Preparado el ejército, Osorio dio el 28 de agosto la orden de moverse hacia el norte. La marcha se hizo con suma lentitud por campos humedecidos por las lluvias. Sin obstáculo se cruzó el famoso Maule, una de las formidables defensas naturales de Chile, y se siguió por lugares despoblados y sin enemigos. Sólo el 29 de setiembre se acampó en la hacienda de la Requínoa.

Las intenciones del jefe realista eran manifiestas: batir a los patriotas a donde los encontrase.

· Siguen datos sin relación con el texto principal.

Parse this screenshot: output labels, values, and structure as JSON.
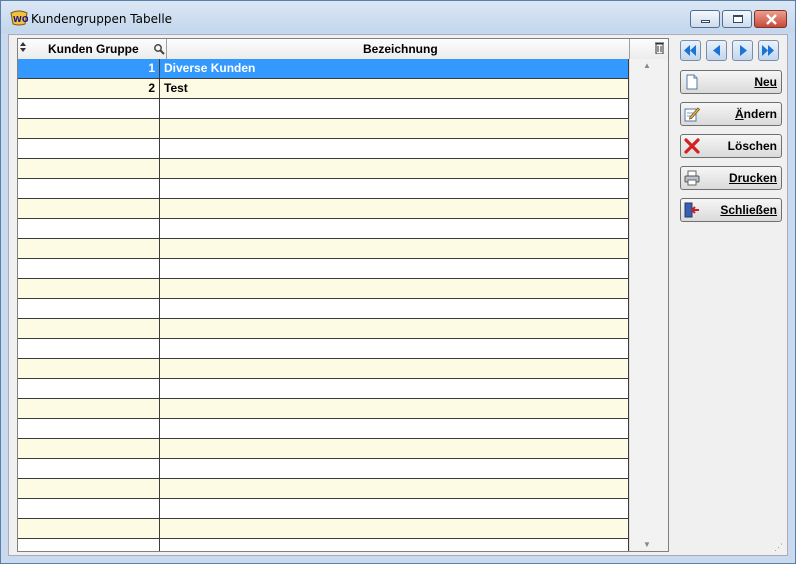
{
  "window": {
    "title": "Kundengruppen Tabelle"
  },
  "grid": {
    "columns": [
      {
        "label": "Kunden Gruppe"
      },
      {
        "label": "Bezeichnung"
      }
    ],
    "rows": [
      {
        "group": "1",
        "name": "Diverse Kunden",
        "selected": true
      },
      {
        "group": "2",
        "name": "Test",
        "selected": false
      }
    ]
  },
  "actions": {
    "neu": "Neu",
    "aendern": "Ändern",
    "loeschen": "Löschen",
    "drucken": "Drucken",
    "schliessen": "Schließen"
  },
  "colors": {
    "selection": "#3399ff",
    "row_alt": "#fdfbe3",
    "delete_icon": "#d42020"
  }
}
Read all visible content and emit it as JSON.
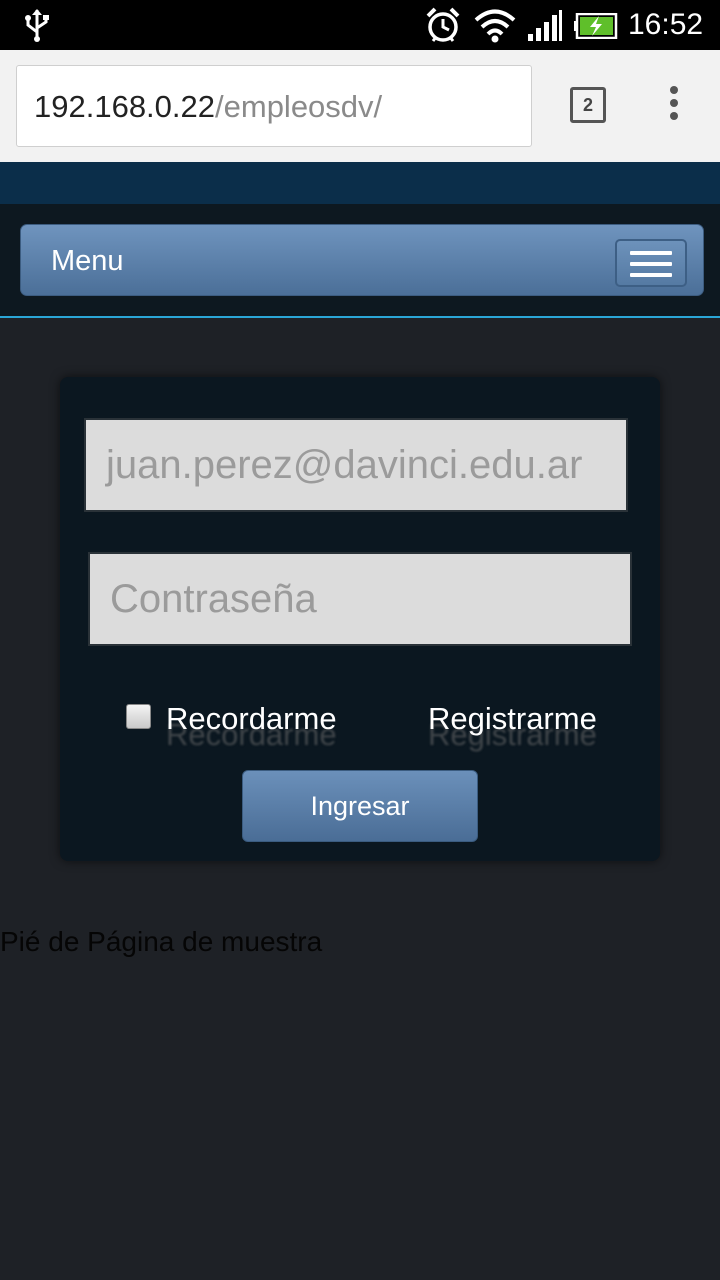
{
  "status_bar": {
    "time": "16:52",
    "icons": [
      "usb-icon",
      "alarm-icon",
      "wifi-icon",
      "signal-icon",
      "battery-charging-icon"
    ]
  },
  "browser": {
    "url_host": "192.168.0.22",
    "url_path": "/empleosdv/",
    "tab_count": "2",
    "icons": [
      "tabs-icon",
      "overflow-menu-icon"
    ]
  },
  "nav": {
    "menu_label": "Menu",
    "toggle_icon": "hamburger-icon"
  },
  "login": {
    "email_placeholder": "juan.perez@davinci.edu.ar",
    "password_placeholder": "Contraseña",
    "remember_label": "Recordarme",
    "register_link": "Registrarme",
    "submit_label": "Ingresar"
  },
  "footer": {
    "text": "Pié de Página de muestra"
  },
  "colors": {
    "page_background": "#1e2126",
    "header_band": "#0b2e4a",
    "panel_background": "#0b1720",
    "button_blue": "#5a7fa8",
    "accent_line": "#2aa6d6"
  }
}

La moral y disciplina del ejército eran inmejorables. Venía a las órdenes de oficiales que inspiraban a la tropa plena confianza y contaba con cuerpos aguerridos como los Talaveras, las compañías del Real de Lima, el Chiloé, el Concepción y el de Castro. El ardor de los soldados se había aumentado con la falta de resistencia que encontraban a su paso y con la certidumbre que tenían de pelear con tropas bisoñas, divididas por discusiones recientes.

Al llegar a la Requínoa, Osorio recibió orden terminante de Abascal de volverse lo antes posible al Perú, tratando con los patriotas de cualquier manera. Le exigía de un modo perentorio que se reembarcase con los Talaveras y otras fuerzas disponibles, porque el virreinato estaba seriamente amagado por los argentinos que habían obtenido varias victorias en el Alto Perú. La reconquista de Chile no le importaba ya; lo que le preocupaba ahora con urgencia era la seguridad de su propio territorio expuesto a ser víctima de los insurgentes. Se trataba de la vida o muerte del Perú.

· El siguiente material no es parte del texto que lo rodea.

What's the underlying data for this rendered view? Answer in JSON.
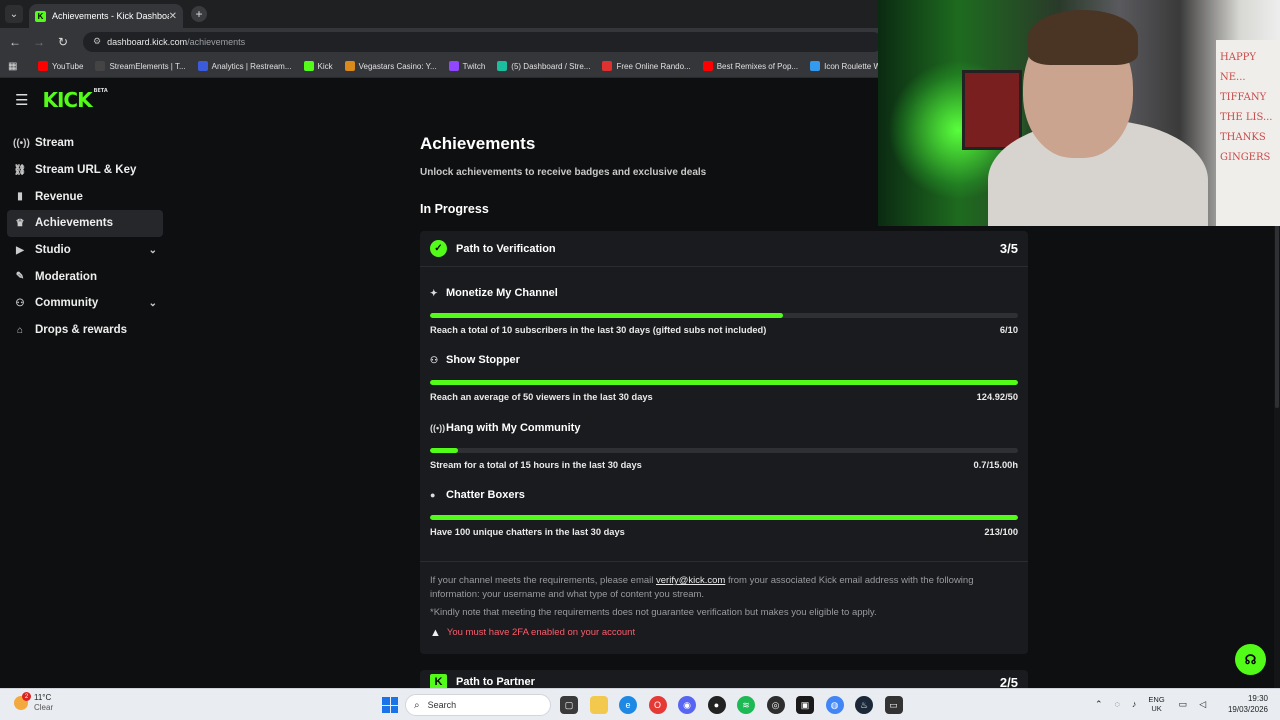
{
  "browser": {
    "tab_title": "Achievements - Kick Dashboard",
    "url_host": "dashboard.kick.com",
    "url_path": "/achievements",
    "bookmarks": [
      {
        "label": "YouTube",
        "icon": "youtube-icon",
        "color": "#ff0000"
      },
      {
        "label": "StreamElements | T...",
        "icon": "streamelements-icon",
        "color": "#444444"
      },
      {
        "label": "Analytics | Restream...",
        "icon": "restream-icon",
        "color": "#3b5bdb"
      },
      {
        "label": "Kick",
        "icon": "kick-icon",
        "color": "#53fc18"
      },
      {
        "label": "Vegastars Casino: Y...",
        "icon": "casino-icon",
        "color": "#d98a1a"
      },
      {
        "label": "Twitch",
        "icon": "twitch-icon",
        "color": "#9146ff"
      },
      {
        "label": "(5) Dashboard / Stre...",
        "icon": "dashboard-icon",
        "color": "#1bbfa0"
      },
      {
        "label": "Free Online Rando...",
        "icon": "random-icon",
        "color": "#e03131"
      },
      {
        "label": "Best Remixes of Pop...",
        "icon": "youtube-icon",
        "color": "#ff0000"
      },
      {
        "label": "Icon Roulette Whe...",
        "icon": "roulette-icon",
        "color": "#339af0"
      }
    ]
  },
  "sidebar": {
    "items": [
      {
        "label": "Stream",
        "icon": "broadcast-icon",
        "active": false,
        "chevron": false
      },
      {
        "label": "Stream URL & Key",
        "icon": "link-icon",
        "active": false,
        "chevron": false
      },
      {
        "label": "Revenue",
        "icon": "chart-icon",
        "active": false,
        "chevron": false
      },
      {
        "label": "Achievements",
        "icon": "trophy-icon",
        "active": true,
        "chevron": false
      },
      {
        "label": "Studio",
        "icon": "video-icon",
        "active": false,
        "chevron": true
      },
      {
        "label": "Moderation",
        "icon": "wrench-icon",
        "active": false,
        "chevron": false
      },
      {
        "label": "Community",
        "icon": "people-icon",
        "active": false,
        "chevron": true
      },
      {
        "label": "Drops & rewards",
        "icon": "gift-icon",
        "active": false,
        "chevron": false
      }
    ]
  },
  "main": {
    "title": "Achievements",
    "subtitle": "Unlock achievements to receive badges and exclusive deals",
    "section": "In Progress",
    "verification": {
      "title": "Path to Verification",
      "count": "3/5",
      "achievements": [
        {
          "title": "Monetize My Channel",
          "icon": "sparkle-icon",
          "desc": "Reach a total of 10 subscribers in the last 30 days (gifted subs not included)",
          "value": "6/10",
          "progress": 0.6
        },
        {
          "title": "Show Stopper",
          "icon": "viewers-icon",
          "desc": "Reach an average of 50 viewers in the last 30 days",
          "value": "124.92/50",
          "progress": 1.0
        },
        {
          "title": "Hang with My Community",
          "icon": "signal-icon",
          "desc": "Stream for a total of 15 hours in the last 30 days",
          "value": "0.7/15.00h",
          "progress": 0.047
        },
        {
          "title": "Chatter Boxers",
          "icon": "chat-icon",
          "desc": "Have 100 unique chatters in the last 30 days",
          "value": "213/100",
          "progress": 1.0
        }
      ],
      "footer_pre": "If your channel meets the requirements, please email ",
      "footer_email": "verify@kick.com",
      "footer_post": " from your associated Kick email address with the following information: your username and what type of content you stream.",
      "note": "*Kindly note that meeting the requirements does not guarantee verification but makes you eligible to apply.",
      "warning": "You must have 2FA enabled on your account"
    },
    "partner": {
      "title": "Path to Partner",
      "count": "2/5"
    }
  },
  "webcam": {
    "board_text": "HAPPY NE... TIFFANY THE LIS... THANKS GINGERS"
  },
  "taskbar": {
    "weather_temp": "11°C",
    "weather_cond": "Clear",
    "weather_badge": "2",
    "search_label": "Search",
    "lang_top": "ENG",
    "lang_bottom": "UK",
    "time": "19:30",
    "date": "19/03/2026"
  },
  "colors": {
    "accent": "#53fc18",
    "warning": "#ff5b6b"
  }
}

Osorio no se atrevió a resolver por sí solo el oscuro problema que venía a arrojar negras sombras a su espíritu pusilánime, a su carácter vacilante y a su conciencia timorata.

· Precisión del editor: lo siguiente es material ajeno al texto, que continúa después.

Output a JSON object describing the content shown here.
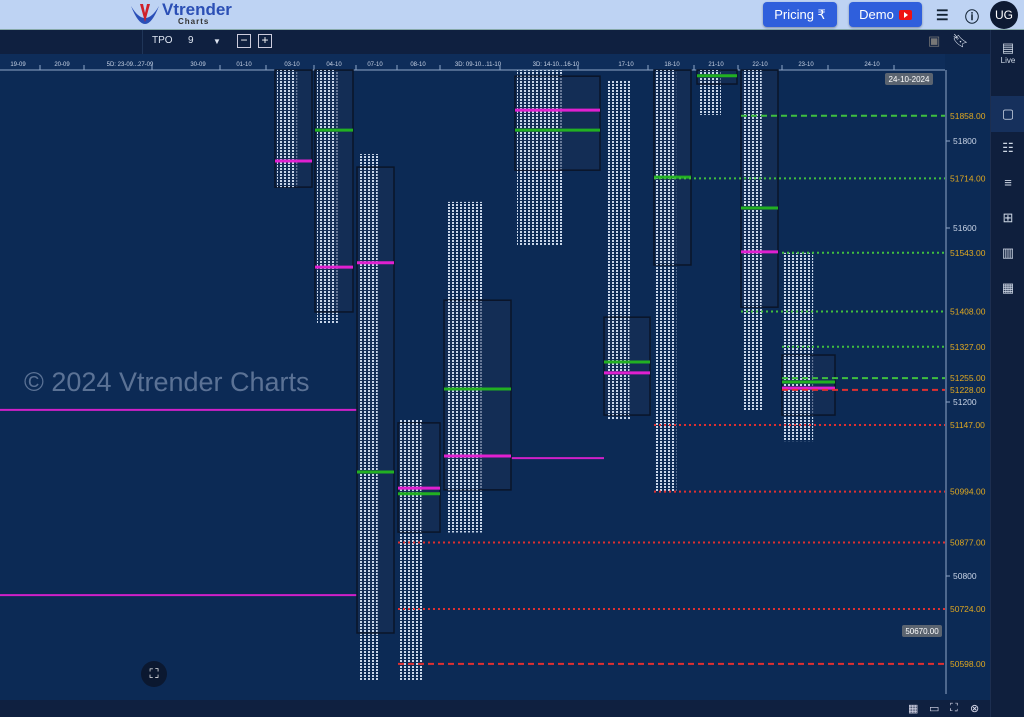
{
  "header": {
    "logo_text": "Vtrender",
    "logo_sub": "Charts",
    "pricing_label": "Pricing ₹",
    "demo_label": "Demo",
    "avatar": "UG"
  },
  "toolbar": {
    "chart_type": "TPO",
    "tpo_size": "9",
    "minus": "−",
    "plus": "+"
  },
  "sidebar": {
    "live_label": "Live"
  },
  "watermark": "© 2024 Vtrender Charts",
  "chart_data": {
    "type": "tpo-profile",
    "date_labels": [
      "19-09",
      "20-09",
      "5D: 23-09...27-09",
      "30-09",
      "01-10",
      "03-10",
      "04-10",
      "07-10",
      "08-10",
      "3D: 09-10...11-10",
      "3D: 14-10...16-10",
      "17-10",
      "18-10",
      "21-10",
      "22-10",
      "23-10",
      "24-10"
    ],
    "current_date": "24-10-2024",
    "current_price_label": "50670.00",
    "yaxis_ticks": [
      51800,
      51600,
      51200,
      50800
    ],
    "ylim": [
      50560,
      51970
    ],
    "profiles": [
      {
        "date": "03-10",
        "high": 51963,
        "low": 51694,
        "va_high": 51963,
        "va_low": 51694,
        "poc": 51754,
        "poc_color": "#e020d0"
      },
      {
        "date": "04-10",
        "high": 51963,
        "low": 51380,
        "va_high": 51963,
        "va_low": 51407,
        "poc": 51825,
        "poc_color": "#22b022",
        "poc2": 51510
      },
      {
        "date": "07-10",
        "high": 51770,
        "low": 50560,
        "va_high": 51740,
        "va_low": 50669,
        "poc": 51039,
        "poc_color": "#22b022",
        "poc2": 51520
      },
      {
        "date": "08-10",
        "high": 51160,
        "low": 50560,
        "va_high": 51152,
        "va_low": 50901,
        "poc": 50989,
        "poc_color": "#22b022",
        "poc2": 51002
      },
      {
        "date": "3D: 09-10...11-10",
        "high": 51660,
        "low": 50900,
        "va_high": 51434,
        "va_low": 50998,
        "poc": 51230,
        "poc_color": "#22b022",
        "poc2": 51076
      },
      {
        "date": "3D: 14-10...16-10",
        "high": 51963,
        "low": 51560,
        "va_high": 51949,
        "va_low": 51733,
        "poc": 51825,
        "poc_color": "#22b022",
        "poc2": 51871
      },
      {
        "date": "17-10",
        "high": 51940,
        "low": 51160,
        "va_high": 51395,
        "va_low": 51170,
        "poc": 51292,
        "poc_color": "#22b022",
        "poc2": 51267
      },
      {
        "date": "18-10",
        "high": 51963,
        "low": 50994,
        "va_high": 51963,
        "va_low": 51515,
        "poc": 51717,
        "poc_color": "#22b022"
      },
      {
        "date": "21-10",
        "high": 51963,
        "low": 51860,
        "va_high": 51963,
        "va_low": 51931,
        "poc": 51950,
        "poc_color": "#22b022"
      },
      {
        "date": "22-10",
        "high": 51963,
        "low": 51180,
        "va_high": 51963,
        "va_low": 51418,
        "poc": 51646,
        "poc_color": "#22b022",
        "poc2": 51545
      },
      {
        "date": "23-10",
        "high": 51543,
        "low": 51110,
        "va_high": 51308,
        "va_low": 51170,
        "poc": 51246,
        "poc_color": "#22b022",
        "poc2": 51232
      }
    ],
    "naked_pocs": [
      {
        "price": 51182,
        "from": "19-09",
        "to": "07-10"
      },
      {
        "price": 50756,
        "from": "19-09",
        "to": "07-10"
      },
      {
        "price": 51071,
        "from": "3D: 09-10...11-10",
        "to": "17-10"
      }
    ],
    "reference_levels": [
      {
        "price": 51858,
        "label": "51858.00",
        "style": "dashed",
        "color": "#3fbf3f",
        "from": "22-10"
      },
      {
        "price": 51714,
        "label": "51714.00",
        "style": "dotted",
        "color": "#3fbf3f",
        "from": "18-10"
      },
      {
        "price": 51543,
        "label": "51543.00",
        "style": "dotted",
        "color": "#3fbf3f",
        "from": "23-10"
      },
      {
        "price": 51408,
        "label": "51408.00",
        "style": "dotted",
        "color": "#3fbf3f",
        "from": "22-10"
      },
      {
        "price": 51327,
        "label": "51327.00",
        "style": "dotted",
        "color": "#3fbf3f",
        "from": "23-10"
      },
      {
        "price": 51255,
        "label": "51255.00",
        "style": "dashed",
        "color": "#3fbf3f",
        "from": "23-10"
      },
      {
        "price": 51228,
        "label": "51228.00",
        "style": "dashed",
        "color": "#e03030",
        "from": "23-10"
      },
      {
        "price": 51147,
        "label": "51147.00",
        "style": "dotted",
        "color": "#e03030",
        "from": "18-10"
      },
      {
        "price": 50994,
        "label": "50994.00",
        "style": "dotted",
        "color": "#e03030",
        "from": "18-10"
      },
      {
        "price": 50877,
        "label": "50877.00",
        "style": "dotted",
        "color": "#e03030",
        "from": "08-10"
      },
      {
        "price": 50724,
        "label": "50724.00",
        "style": "dotted",
        "color": "#e03030",
        "from": "08-10"
      },
      {
        "price": 50598,
        "label": "50598.00",
        "style": "dashed",
        "color": "#e03030",
        "from": "08-10"
      }
    ]
  }
}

¡Cosa curiosa! Osorio no veía el secreto de la victoria en la hoja de su espada o en las bayonetas de sus legiones, sino en las mandas que hacía a los santos, en las fervorosas oraciones que dedicaba con el candor de un anacoreta a la virgen del Rosario en la activa participación que daba en las batallas a la divina providencia. Más esperada de las nubes de incienso, que del rojizo humo que los cañones despiden en el fragor de las batallas.

Abrumado con la responsabilidad de la empresa que tenía entre manos, convocó un Consejo de Oficiales y expuso el contenido de las órdenes recibidas de Abascal, a fin de que le diesen su opinión sobre el partido que era conveniente adoptar. Los jefes que lo rodeaban, como lo hemos dicho, eran osados, valientes y pundorosos. En sus pechos no cabía ni el temor, ni la duda. Luchaban por convicción profunda, por el sumiso respeto que tenían a su rey y porque sentían correr por las venas la sangre ardiente del soldado que busca ansioso el peligro y que halaga como ideal querido, morir afirmado sobre una espada de combate.

La clase de respuesta se presume en tales hombres. Acordaron desobedecer al virrey, apurar la marcha, cruzar lo antes posible el Cachapoal y atacar al enemigo sin perder un segundo de tiempo.

El plan estaba trazado, los cornetas dieron el toque de atención y marcha, y hora de la prueba sonaba en el reloj de los acontecimientos.